【ターゲット設計】誰に向けているのか曖昧なまま進めていたときの話
ターゲットは決めていました。
中小企業。地域の会社。集客に困っているところ。
どれも間違っていないし、それなりに具体的に考えていたつもりでした。
でも、あとから振り返ると、どこか輪郭がぼやけていました。
※ターゲット例は、この記事のためのサンプルです
「誰でもいい」が、混ざっていました
広告も出していましたし、ページもそのターゲットに向けて作っていました。
ただ、反応はあまり強くなかったのです。
まったく来ないわけではないけれど、安定して増えていく感じでもない。少しずつ手応えがあるようで、でもはっきりしない。
あとから気づいたのがこれでした。
ターゲットを決めているつもりで、どこかに「誰でもいい」が残っていた、ということです。
幅広く拾いたい。

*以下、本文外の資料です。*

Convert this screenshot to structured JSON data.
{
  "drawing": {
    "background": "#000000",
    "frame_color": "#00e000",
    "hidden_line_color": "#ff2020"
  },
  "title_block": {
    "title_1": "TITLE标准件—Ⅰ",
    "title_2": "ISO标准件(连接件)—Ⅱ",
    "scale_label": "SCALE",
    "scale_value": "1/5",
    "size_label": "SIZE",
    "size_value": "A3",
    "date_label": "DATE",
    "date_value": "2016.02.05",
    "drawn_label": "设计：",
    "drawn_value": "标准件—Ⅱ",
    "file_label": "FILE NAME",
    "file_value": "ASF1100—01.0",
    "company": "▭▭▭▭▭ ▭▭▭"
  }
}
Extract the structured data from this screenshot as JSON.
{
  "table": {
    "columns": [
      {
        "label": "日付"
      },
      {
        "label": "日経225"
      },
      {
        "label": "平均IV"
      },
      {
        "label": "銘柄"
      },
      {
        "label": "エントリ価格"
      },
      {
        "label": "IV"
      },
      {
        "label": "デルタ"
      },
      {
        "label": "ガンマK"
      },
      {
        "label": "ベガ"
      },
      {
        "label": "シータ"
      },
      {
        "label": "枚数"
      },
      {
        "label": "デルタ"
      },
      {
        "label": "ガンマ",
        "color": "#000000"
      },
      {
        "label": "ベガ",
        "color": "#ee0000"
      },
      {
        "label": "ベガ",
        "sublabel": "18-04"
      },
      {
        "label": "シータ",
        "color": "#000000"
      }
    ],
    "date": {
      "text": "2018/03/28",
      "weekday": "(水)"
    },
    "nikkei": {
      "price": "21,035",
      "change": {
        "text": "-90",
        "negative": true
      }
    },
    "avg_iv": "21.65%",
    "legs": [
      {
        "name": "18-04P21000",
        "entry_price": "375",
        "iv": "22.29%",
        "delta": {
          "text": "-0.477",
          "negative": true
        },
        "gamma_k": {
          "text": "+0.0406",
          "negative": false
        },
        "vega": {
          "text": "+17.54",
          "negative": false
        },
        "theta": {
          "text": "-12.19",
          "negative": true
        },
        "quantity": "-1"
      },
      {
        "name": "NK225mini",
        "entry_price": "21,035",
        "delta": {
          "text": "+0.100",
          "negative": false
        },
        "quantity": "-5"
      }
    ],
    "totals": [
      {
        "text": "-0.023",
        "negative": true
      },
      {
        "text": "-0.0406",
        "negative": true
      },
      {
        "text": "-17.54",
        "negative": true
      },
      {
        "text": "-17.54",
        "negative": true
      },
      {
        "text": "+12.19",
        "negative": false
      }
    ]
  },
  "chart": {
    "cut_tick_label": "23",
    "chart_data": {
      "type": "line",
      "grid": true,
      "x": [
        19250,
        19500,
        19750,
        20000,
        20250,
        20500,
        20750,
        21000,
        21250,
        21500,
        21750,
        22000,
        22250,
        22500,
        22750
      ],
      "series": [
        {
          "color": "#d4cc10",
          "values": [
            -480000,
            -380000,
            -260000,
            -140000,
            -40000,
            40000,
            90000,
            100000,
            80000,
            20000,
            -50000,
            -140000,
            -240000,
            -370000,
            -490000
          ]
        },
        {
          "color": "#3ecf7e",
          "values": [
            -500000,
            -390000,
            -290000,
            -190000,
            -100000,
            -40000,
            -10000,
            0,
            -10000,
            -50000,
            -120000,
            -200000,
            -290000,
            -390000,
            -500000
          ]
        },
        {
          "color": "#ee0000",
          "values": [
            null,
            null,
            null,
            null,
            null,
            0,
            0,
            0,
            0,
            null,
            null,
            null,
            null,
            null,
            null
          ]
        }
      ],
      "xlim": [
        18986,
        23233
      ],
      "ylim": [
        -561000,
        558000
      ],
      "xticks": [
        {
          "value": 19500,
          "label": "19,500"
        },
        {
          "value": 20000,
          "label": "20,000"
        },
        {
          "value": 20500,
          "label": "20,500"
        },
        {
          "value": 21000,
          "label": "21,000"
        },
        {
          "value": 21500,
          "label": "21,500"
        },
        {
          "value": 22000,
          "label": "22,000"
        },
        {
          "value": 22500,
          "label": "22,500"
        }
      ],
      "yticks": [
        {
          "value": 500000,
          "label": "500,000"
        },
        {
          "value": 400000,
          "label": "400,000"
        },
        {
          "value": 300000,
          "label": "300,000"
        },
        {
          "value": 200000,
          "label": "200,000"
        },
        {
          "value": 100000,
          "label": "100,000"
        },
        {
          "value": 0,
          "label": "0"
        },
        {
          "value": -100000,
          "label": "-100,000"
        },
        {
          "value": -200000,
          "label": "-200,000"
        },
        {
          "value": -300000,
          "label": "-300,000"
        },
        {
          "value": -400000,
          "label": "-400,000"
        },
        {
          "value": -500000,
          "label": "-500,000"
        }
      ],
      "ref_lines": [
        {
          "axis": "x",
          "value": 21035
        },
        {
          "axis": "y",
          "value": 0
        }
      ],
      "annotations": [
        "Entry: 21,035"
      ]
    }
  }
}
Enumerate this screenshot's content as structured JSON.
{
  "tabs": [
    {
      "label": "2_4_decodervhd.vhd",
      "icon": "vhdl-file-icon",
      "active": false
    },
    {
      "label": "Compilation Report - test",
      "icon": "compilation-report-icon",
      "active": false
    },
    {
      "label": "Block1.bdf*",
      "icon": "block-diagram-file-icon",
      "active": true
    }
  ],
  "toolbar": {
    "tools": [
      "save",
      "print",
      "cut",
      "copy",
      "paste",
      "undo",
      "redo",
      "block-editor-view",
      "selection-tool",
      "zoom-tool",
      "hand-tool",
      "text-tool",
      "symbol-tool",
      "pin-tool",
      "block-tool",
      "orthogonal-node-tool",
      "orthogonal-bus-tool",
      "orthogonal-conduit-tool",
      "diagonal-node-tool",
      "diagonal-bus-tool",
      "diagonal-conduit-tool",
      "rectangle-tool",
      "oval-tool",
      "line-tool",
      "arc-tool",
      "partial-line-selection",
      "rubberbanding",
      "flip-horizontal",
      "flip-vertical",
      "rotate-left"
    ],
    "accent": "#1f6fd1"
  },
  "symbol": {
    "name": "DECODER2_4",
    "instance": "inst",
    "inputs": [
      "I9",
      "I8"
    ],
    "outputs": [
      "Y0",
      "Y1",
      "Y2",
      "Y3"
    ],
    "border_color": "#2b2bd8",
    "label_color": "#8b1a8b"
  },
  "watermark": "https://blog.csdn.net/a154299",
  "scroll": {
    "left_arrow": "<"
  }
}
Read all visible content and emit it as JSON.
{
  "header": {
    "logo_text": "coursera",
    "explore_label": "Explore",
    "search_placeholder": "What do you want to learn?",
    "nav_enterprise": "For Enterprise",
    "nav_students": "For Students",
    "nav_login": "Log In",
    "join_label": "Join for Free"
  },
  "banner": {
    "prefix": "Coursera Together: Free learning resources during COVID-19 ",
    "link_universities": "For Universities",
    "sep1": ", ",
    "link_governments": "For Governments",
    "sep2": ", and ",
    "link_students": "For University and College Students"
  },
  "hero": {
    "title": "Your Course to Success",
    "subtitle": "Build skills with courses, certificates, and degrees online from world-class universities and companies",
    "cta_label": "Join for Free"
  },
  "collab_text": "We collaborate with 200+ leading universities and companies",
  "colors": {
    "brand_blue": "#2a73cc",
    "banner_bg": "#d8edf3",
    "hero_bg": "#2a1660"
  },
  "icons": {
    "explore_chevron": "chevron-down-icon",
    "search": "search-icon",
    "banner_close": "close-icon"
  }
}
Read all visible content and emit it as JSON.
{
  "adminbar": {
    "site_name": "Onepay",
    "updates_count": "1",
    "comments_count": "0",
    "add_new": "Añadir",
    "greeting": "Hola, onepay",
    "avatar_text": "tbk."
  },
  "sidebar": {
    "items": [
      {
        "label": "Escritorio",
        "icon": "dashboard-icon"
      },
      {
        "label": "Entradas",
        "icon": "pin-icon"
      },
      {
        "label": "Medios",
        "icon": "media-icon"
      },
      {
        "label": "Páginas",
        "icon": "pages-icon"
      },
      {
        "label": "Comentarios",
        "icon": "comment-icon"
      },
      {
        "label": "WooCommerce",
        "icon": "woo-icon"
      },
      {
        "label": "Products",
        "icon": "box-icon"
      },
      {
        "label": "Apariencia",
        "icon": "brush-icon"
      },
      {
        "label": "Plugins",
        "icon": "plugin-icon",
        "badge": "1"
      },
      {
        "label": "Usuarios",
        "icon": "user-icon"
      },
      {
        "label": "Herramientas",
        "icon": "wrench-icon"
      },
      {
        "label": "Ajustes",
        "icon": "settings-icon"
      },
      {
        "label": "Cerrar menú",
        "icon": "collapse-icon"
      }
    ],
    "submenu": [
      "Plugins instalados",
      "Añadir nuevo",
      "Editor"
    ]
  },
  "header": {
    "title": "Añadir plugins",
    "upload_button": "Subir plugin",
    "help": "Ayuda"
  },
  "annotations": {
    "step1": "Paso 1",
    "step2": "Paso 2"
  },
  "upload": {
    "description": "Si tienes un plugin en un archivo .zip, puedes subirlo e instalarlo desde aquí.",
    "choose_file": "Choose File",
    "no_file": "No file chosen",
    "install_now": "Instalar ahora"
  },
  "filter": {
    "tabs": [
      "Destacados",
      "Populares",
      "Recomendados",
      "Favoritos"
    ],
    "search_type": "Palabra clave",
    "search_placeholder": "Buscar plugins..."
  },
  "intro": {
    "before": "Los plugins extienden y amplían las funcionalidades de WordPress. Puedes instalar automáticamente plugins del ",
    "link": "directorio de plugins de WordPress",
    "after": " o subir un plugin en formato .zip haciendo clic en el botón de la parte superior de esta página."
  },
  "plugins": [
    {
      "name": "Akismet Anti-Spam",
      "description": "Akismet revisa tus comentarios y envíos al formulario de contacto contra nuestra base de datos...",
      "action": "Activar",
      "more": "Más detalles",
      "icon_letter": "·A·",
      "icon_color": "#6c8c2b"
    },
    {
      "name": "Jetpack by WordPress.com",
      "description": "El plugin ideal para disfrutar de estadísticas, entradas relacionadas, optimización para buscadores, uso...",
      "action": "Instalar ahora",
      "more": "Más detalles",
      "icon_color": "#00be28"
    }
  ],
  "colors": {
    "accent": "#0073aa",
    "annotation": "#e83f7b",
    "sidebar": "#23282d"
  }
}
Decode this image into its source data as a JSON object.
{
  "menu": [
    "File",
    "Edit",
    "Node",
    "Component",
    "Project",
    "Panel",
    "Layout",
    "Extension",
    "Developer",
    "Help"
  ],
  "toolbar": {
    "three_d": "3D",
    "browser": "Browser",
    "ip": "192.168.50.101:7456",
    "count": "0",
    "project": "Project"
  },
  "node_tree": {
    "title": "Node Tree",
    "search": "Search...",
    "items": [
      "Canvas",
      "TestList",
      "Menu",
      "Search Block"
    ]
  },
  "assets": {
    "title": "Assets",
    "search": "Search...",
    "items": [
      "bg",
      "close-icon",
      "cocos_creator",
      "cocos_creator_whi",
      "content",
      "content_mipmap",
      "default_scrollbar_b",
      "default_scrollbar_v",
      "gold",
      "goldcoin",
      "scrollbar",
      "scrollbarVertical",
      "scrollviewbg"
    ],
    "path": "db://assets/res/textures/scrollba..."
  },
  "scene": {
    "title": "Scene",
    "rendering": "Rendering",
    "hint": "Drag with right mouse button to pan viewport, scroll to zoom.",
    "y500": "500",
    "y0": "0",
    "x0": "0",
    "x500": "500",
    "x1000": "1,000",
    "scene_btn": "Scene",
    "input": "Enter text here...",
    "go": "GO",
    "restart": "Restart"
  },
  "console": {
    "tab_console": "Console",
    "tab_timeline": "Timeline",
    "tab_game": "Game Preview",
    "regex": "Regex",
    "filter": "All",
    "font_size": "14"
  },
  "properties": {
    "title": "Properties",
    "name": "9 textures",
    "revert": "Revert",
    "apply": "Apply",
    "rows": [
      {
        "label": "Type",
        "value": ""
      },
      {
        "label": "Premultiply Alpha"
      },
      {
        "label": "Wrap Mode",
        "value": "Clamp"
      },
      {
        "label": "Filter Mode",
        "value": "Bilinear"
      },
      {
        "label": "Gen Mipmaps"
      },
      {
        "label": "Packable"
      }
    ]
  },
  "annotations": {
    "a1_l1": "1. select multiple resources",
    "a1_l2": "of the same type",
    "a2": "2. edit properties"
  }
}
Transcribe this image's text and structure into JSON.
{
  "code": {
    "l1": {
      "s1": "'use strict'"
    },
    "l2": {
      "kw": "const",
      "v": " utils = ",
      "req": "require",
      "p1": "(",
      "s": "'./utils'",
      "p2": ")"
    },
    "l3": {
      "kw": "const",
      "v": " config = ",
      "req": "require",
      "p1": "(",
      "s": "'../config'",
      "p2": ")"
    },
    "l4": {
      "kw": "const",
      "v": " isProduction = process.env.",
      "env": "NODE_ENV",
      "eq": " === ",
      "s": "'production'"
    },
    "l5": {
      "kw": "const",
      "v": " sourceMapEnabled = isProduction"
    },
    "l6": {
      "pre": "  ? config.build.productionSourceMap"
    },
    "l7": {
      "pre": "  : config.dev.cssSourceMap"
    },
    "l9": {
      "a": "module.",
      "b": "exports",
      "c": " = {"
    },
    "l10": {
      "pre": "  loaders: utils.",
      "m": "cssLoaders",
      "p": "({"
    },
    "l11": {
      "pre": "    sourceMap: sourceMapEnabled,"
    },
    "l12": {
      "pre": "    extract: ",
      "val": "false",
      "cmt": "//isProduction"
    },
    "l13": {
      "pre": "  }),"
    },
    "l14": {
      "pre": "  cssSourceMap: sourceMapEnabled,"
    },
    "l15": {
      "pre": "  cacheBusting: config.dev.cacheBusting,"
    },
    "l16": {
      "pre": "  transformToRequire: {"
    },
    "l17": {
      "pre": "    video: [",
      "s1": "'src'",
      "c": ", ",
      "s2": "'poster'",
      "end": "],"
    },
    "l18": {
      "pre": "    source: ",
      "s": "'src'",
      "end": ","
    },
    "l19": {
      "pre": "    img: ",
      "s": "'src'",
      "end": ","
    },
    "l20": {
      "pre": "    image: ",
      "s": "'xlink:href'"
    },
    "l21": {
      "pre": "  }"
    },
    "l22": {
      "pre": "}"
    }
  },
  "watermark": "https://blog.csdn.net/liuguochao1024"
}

機会は逃したくない。そういう意識が残っていて、結果的にどこにも強く向けられていませんでした。
ページや広告の言葉も、そうでした。「集客でお困りの方へ」「Web活用をご検討中の方へ」。間違いではないですが、少し広い。読む人によって意味の取り方が変わる言葉でした。
サービスの内容自体は変えていません。提供できる価値も、変わっていない。でも、届き方だけが弱かったのです。

一度、「誰か一人」に戻してみました
ここで一度、考え方を変えました。
広く考えるのをやめて、「この人ならどうか」という視点にしたのです。
社内にマーケ担当がいない。広告を出しているけど成果が出ていない。サイトはあるけど問い合わせが少ない。そういう状況の会社。
少し具体的にすると、自然と使う言葉も変わりました。
以前は「Web制作と広告運用で集客を支援します」。見直し後は「広告を出しているのに問い合わせが増えない状態を、ページと設計から見直します」。内容は近いですが、受け取られ方は大きく変わりました。
少し不安もありました。「この書き方だと、対象が狭くなるのではないか」と。実際、当てはまらない人もいます。でも、合う人には、より強く届くわけです。
数字の変化と、印象に残っていること
変化は大きくはありませんでしたが、はっきりと出ました。
クリック数はやや減少。CV率は2%前後から3.2%へ。問い合わせ数は微増し、内容が具体的になりました。量ではなく、質が変わった印象でした。
「広げる」より「絞る」方が難しいということでした。
広く書く方が安心で、誰も間違っていないように見える。でも、それだとどこかで止まる。薄い霧の中に向かって声をかけているような、そういう感じでした。
まとめ
今回やったことは、新しい施策ではありませんでした。
広げていたものを絞る。言葉を少し具体にする。それだけです。
ターゲットは決めているつもりでも、どこかに余白が残っていることがあります。その余白があると、言葉も、導線も、少しずつ弱くなる。うまくいかないときは、施策の前に「誰に向けているか」をもう一度だけ見直すと、意外とそこに原因があることが多いです。
もし似た状態なら、一度だけでもいいので、言葉をそのまま読んでみてください。これは誰のことか。その人は「自分のこと」と思えるか。行動する理由があるか。少しでも曖昧な部分があると、そのまま止まってしまうことがあります。